Vor zahlreichen Wortbeiträgen, die das Leid der Betroffenen darstellen, kamen Pfarrer Teller und Oberbürgermeister Stefan Hebbel zu Wort.
„Tabuthema muss weg“Gedenkveranstaltung zu sexuellem Missbrauch in Leverkusen

Pfarrer Heinz-Peter Teller zählte mit dem Stadtdekanat Leverkusen zu den Veranstaltern von „Mitten im Sturm“.
Copyright: Ralf Krieger
Es ist kurz vor 18 Uhr am Montagabend, 17. November, in der Villa Wuppermann in Schlebusch. Für viele der anwesenden Personen bei der Veranstaltung „Mitten im Sturm“ steht nicht nur ein wichtiger Abend zum Wochenstart bevor. Sondern auch am Dienstag ein ebenso bedeutender Tag: 2015 wurde für den 18. November auf Anregung des im April verstorbenen Papst Franziskus der Gedenktag für Betroffene sexuellen Missbrauchs ausgerufen.
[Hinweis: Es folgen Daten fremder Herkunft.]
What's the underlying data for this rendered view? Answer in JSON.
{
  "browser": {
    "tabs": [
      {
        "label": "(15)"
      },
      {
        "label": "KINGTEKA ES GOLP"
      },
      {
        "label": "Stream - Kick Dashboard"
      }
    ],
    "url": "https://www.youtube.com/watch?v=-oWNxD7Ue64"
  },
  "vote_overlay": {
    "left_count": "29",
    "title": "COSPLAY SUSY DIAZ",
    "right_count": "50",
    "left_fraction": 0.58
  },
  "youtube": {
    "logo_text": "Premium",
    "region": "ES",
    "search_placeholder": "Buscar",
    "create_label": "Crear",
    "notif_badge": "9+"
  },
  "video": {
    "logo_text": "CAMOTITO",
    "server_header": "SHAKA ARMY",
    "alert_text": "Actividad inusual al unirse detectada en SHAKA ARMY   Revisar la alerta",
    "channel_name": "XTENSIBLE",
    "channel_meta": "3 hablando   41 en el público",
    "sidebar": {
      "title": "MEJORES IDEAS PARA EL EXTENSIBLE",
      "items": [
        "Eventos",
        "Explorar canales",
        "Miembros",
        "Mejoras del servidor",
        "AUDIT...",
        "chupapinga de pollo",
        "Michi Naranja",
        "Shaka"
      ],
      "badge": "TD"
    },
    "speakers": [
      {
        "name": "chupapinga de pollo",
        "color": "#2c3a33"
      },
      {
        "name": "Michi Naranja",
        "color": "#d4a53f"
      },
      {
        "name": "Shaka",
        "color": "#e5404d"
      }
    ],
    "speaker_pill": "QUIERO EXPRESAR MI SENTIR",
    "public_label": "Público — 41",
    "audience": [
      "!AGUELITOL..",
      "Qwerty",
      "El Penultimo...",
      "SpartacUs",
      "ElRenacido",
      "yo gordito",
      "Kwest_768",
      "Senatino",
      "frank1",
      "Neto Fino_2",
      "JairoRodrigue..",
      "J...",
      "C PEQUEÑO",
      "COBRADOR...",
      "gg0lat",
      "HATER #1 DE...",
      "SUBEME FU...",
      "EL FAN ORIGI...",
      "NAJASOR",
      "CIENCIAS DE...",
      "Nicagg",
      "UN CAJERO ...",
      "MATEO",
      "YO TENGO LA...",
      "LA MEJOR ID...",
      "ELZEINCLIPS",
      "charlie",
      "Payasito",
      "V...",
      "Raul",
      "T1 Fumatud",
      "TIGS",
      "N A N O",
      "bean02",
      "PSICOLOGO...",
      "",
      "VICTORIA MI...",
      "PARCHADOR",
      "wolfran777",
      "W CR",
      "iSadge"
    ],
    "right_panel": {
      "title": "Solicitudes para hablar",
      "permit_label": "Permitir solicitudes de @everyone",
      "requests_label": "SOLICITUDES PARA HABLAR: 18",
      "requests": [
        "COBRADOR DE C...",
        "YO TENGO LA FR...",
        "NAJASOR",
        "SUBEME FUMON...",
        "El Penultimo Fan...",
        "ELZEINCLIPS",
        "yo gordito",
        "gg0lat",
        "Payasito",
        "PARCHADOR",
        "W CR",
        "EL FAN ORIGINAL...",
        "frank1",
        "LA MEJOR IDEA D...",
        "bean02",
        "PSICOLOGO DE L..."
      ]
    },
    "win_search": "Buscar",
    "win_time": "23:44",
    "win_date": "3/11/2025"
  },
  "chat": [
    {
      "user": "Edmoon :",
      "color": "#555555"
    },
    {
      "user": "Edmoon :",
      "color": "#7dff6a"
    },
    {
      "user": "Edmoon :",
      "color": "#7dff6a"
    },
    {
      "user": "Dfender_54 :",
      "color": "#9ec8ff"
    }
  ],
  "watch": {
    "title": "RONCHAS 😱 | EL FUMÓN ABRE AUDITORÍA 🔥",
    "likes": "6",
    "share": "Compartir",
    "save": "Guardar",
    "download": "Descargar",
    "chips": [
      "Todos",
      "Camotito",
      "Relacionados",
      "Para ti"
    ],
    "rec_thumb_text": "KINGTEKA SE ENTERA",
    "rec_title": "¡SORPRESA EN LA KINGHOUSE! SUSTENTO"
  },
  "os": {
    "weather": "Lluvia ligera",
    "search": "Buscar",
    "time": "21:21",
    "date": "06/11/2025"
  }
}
Die Zusammenkunft am Vorabend im gut gefüllten Veranstaltungsraum in Schlebusch wurde gemeinsam vom Betroffenenbeirat des Erzbistums Köln und dem Stadtdekanat Leverkusen organisiert.
Auch OB Hebbel nimmt an „Mitten im Sturm“-Veranstaltung teil
Die ersten Worte des Abends übernahm gegen 18 Uhr dann auch Pfarrer Heinz-Peter Teller, als Dechant im Rahmen der Veranstaltung ein Repräsentant des Stadtdekanats Leverkusen. In seinen eröffnenden Worten thematisierte der langjährige Pfarrer der Gemeinde St. Remigius in Opladen einen Aspekt, der im Laufe der kommenden rund drei Stunden immer wieder aufgegriffen werden sollte: Wir müssen die Tabuisierung aus der Gesellschaft nehmen, sagte Teller. „Das Thema geht alle an.“ Bei „Mitten im Sturm“ solle nicht nur der Austausch von Betroffenen untereinander unterstützt werden, allen Personen werde die Möglichkeit gegeben, Einblicke zu erhalten. Dem kamen im zweiten Teil des Abends, einer offenen Frage- und Diskussionsrunde mit Moderation, auch zahlreiche Außenstehende nach.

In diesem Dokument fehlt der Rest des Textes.